Eimear learned this tradition from her mother (who learned it from Eimear’s grandmother) and has since gotten into the habit of doing it herself.
“I’m Irish, and there’s an old “piseog” [superstition] that if you take a piece of straw from the church manger scene at Christmas and put it in your purse, you won’t have money problems for that year. You’re also not supposed to spend any money on New Year’s Day, because it means you’ll be paying for things the whole year…I’ve asked my mother and she says she’s not sure where the straw tradition came from (although I see plenty of old ladies in Dublin doing it every year, so it’s not just a family superstition), but her mother told her not to spend money on New Year’s Day. My grandmother was born in Belfast and moved to Dublin when she was a child. My grandfather was born in Clare and moved to Dublin as an adult. I get the impression that my grandmother was very close to his family, so it’s as likely she picked it up from them as from her own.”
This superstition is interesting because it reflects the widely held idea that a new year represents a new beginning financially, personally, etc. Americans make resolutions for the New Year, often related to prosperity and during the Chinese New Year, red envelopes containing money are given to children and unmarried/unemployed adults [http://www.history.com/topics/chinese-new-year-traditions-and-symbols].

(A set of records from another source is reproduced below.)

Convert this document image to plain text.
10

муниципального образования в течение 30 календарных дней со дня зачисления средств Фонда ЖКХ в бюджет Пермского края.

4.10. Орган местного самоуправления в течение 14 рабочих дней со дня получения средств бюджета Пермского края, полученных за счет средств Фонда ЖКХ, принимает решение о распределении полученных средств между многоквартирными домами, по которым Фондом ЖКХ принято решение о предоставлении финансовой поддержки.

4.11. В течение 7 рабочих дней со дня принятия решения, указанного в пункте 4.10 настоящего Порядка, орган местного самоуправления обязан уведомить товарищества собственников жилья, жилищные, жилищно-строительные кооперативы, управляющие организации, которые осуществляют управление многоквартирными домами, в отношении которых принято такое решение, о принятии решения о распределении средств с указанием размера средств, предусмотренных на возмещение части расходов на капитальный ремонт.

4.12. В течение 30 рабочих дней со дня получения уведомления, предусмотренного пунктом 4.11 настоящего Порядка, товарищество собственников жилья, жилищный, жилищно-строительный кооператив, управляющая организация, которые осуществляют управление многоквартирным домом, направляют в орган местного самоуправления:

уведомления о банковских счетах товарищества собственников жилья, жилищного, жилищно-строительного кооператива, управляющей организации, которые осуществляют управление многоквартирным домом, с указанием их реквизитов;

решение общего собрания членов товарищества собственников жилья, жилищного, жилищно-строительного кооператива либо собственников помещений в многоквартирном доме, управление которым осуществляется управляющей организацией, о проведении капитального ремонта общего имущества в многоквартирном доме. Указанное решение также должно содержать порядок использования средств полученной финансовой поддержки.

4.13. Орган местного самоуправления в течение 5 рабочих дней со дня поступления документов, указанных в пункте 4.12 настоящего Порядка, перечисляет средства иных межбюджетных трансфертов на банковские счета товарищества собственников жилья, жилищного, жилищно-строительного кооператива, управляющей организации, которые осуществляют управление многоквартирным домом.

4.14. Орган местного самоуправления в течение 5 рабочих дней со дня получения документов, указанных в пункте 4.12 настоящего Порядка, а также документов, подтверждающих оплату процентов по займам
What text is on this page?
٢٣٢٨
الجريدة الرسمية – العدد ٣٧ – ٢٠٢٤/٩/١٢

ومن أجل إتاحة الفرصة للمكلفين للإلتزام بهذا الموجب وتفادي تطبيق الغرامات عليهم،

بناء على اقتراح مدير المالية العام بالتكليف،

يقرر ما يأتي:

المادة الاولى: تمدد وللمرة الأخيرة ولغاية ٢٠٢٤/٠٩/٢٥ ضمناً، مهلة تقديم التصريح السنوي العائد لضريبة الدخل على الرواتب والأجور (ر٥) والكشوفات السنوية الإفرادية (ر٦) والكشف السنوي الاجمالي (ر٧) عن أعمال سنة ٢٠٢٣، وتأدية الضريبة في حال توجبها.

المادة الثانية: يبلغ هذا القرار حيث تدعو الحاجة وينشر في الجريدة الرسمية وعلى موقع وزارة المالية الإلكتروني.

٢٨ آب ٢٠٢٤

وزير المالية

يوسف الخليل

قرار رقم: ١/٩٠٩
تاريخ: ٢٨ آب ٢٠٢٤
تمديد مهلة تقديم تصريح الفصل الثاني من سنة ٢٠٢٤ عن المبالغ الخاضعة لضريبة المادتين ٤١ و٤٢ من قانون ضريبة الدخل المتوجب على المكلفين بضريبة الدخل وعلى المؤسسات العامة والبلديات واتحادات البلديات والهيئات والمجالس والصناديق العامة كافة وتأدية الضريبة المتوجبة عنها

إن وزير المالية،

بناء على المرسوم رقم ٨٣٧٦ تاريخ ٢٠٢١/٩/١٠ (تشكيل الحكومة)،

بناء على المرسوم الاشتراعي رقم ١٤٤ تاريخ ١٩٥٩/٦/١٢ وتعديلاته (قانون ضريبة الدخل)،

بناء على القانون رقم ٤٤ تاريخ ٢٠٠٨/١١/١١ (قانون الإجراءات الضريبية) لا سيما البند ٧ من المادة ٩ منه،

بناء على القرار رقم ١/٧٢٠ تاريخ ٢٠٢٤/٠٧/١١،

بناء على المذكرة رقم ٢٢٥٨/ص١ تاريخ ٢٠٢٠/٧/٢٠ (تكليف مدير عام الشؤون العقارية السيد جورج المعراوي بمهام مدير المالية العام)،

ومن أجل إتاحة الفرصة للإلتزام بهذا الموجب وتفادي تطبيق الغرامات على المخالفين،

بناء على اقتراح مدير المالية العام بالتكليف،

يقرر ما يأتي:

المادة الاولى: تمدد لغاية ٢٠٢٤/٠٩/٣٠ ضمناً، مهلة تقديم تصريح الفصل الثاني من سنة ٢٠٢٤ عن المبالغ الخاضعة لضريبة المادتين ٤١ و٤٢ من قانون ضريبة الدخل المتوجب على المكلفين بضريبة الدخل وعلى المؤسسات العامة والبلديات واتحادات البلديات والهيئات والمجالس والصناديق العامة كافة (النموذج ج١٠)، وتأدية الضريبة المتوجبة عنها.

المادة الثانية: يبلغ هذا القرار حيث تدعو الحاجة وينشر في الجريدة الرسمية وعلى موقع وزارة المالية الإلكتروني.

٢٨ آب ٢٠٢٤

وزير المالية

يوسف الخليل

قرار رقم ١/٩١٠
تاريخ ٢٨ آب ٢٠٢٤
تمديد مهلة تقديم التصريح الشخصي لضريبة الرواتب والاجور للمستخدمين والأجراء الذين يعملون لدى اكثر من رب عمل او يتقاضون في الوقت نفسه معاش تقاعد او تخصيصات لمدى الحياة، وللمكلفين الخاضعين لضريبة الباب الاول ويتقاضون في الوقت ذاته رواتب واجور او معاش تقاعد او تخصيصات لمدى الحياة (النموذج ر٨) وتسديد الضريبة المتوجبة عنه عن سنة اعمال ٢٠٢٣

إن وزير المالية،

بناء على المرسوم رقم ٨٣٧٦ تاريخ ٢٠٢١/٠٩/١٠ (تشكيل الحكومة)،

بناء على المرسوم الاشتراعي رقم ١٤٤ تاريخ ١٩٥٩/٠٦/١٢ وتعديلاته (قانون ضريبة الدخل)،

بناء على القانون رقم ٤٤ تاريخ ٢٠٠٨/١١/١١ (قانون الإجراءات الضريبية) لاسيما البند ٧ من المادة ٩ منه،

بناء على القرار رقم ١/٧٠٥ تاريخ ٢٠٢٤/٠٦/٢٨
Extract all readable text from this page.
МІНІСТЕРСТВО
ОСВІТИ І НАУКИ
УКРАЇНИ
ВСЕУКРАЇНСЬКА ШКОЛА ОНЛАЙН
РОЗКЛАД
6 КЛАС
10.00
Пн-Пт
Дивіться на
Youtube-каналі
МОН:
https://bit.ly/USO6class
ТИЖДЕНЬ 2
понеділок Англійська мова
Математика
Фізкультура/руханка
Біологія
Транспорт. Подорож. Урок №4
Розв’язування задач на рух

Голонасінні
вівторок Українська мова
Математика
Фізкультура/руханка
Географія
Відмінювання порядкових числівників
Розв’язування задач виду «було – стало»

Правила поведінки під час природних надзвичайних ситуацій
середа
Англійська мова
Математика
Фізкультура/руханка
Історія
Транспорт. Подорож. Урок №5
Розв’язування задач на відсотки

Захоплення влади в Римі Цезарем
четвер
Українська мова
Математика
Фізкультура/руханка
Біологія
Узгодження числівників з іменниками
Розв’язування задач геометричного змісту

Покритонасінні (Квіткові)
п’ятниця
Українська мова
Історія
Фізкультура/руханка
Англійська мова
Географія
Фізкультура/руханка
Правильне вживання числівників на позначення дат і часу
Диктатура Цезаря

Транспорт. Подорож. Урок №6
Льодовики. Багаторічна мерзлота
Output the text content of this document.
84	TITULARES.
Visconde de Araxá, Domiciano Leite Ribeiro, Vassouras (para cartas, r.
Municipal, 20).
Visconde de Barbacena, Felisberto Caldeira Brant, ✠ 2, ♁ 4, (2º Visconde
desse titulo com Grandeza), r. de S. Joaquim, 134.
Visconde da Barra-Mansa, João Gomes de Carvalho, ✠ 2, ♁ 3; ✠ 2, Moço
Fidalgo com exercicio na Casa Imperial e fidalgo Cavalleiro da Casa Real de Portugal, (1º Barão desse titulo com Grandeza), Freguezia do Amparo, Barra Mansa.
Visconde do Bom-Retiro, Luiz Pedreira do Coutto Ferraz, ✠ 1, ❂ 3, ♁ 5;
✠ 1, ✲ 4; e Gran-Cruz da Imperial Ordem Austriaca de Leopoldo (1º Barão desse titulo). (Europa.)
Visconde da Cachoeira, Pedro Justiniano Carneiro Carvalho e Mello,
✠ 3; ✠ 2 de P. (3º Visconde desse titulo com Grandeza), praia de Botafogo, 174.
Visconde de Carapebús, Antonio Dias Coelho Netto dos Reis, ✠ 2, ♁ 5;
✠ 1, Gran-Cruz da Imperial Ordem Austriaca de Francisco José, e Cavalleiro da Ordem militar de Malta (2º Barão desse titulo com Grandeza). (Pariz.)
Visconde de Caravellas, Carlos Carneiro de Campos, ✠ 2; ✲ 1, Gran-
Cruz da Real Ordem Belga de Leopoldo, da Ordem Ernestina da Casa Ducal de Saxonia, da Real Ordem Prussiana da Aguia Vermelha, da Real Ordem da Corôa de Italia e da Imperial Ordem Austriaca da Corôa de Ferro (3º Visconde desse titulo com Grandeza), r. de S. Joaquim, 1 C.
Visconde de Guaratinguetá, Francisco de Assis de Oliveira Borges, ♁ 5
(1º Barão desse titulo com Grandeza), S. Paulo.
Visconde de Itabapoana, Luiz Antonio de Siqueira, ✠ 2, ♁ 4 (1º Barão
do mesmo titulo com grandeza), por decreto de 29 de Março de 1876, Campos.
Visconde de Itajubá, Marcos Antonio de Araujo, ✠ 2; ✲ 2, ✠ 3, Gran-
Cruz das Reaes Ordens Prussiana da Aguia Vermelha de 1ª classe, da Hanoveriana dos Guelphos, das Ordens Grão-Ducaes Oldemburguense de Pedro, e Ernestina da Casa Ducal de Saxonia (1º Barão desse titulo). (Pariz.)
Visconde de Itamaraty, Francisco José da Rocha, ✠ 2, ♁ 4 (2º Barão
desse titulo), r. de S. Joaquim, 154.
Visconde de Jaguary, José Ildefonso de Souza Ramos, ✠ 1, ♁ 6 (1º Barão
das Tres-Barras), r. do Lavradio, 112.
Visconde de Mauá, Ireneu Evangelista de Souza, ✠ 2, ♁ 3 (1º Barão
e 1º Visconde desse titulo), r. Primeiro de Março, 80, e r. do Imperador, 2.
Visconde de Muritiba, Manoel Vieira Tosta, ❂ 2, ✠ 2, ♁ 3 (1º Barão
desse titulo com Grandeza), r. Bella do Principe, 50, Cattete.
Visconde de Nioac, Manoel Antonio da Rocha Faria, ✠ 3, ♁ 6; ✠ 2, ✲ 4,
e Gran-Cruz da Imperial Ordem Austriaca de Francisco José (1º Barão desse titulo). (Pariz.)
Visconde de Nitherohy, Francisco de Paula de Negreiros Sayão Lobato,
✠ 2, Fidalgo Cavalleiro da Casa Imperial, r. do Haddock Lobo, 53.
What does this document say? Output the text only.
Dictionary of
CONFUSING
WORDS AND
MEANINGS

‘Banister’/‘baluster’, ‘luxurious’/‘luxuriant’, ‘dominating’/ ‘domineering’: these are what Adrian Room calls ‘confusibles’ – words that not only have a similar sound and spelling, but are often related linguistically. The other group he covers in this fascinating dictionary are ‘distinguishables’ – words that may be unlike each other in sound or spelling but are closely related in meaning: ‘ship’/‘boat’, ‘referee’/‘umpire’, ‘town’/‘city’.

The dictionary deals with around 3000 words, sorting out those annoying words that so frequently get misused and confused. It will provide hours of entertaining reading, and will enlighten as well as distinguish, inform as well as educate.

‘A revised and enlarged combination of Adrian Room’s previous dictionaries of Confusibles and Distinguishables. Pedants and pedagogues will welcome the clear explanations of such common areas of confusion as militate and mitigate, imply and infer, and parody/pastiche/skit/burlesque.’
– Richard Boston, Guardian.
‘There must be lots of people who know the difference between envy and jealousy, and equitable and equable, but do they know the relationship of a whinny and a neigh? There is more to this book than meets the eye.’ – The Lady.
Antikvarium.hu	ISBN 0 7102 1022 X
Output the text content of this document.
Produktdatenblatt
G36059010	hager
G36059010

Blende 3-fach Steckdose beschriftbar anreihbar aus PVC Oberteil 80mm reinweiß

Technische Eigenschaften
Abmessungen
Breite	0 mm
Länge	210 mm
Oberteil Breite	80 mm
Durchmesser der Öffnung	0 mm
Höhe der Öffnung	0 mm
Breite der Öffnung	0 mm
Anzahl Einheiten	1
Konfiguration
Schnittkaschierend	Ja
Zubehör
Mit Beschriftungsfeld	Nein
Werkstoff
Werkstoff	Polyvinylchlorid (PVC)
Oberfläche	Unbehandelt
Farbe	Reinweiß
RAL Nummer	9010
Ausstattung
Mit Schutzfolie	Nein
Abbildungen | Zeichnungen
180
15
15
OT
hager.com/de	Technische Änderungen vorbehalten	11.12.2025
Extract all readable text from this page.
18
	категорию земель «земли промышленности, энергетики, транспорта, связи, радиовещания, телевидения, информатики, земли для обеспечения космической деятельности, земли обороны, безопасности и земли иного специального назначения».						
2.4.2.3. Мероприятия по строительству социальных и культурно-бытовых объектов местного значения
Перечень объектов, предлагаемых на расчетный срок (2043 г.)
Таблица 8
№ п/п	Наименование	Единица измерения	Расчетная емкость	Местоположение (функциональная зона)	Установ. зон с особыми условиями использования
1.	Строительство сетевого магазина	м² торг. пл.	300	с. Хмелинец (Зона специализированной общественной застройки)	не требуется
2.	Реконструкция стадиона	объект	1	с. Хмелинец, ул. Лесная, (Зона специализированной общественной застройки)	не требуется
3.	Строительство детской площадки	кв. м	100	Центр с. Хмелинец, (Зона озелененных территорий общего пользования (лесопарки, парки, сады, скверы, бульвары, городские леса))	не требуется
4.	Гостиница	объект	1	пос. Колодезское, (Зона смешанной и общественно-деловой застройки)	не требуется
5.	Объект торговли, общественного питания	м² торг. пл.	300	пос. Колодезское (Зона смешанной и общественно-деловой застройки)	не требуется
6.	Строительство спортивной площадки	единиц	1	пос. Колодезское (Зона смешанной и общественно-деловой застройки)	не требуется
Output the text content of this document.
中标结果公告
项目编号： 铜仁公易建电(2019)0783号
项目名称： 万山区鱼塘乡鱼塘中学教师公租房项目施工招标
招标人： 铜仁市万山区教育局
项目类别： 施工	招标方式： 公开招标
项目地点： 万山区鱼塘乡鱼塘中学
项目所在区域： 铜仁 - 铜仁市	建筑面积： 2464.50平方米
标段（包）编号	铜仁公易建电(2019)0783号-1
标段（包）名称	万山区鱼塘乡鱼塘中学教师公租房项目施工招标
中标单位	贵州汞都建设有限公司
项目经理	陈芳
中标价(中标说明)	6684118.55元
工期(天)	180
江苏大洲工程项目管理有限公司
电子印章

The tradition of taking the straw from the church manger also reflects the strong presence of Christianity (both Catholic and Protestant, as both often feature nativity scenes of pageants in the church at Christmastime) that still holds in Irish culture. It even permeates a holiday that is not traditionally religious, New Year’s Day, and is incorporated into New Year traditions because it is so ingrained as a part of daily life.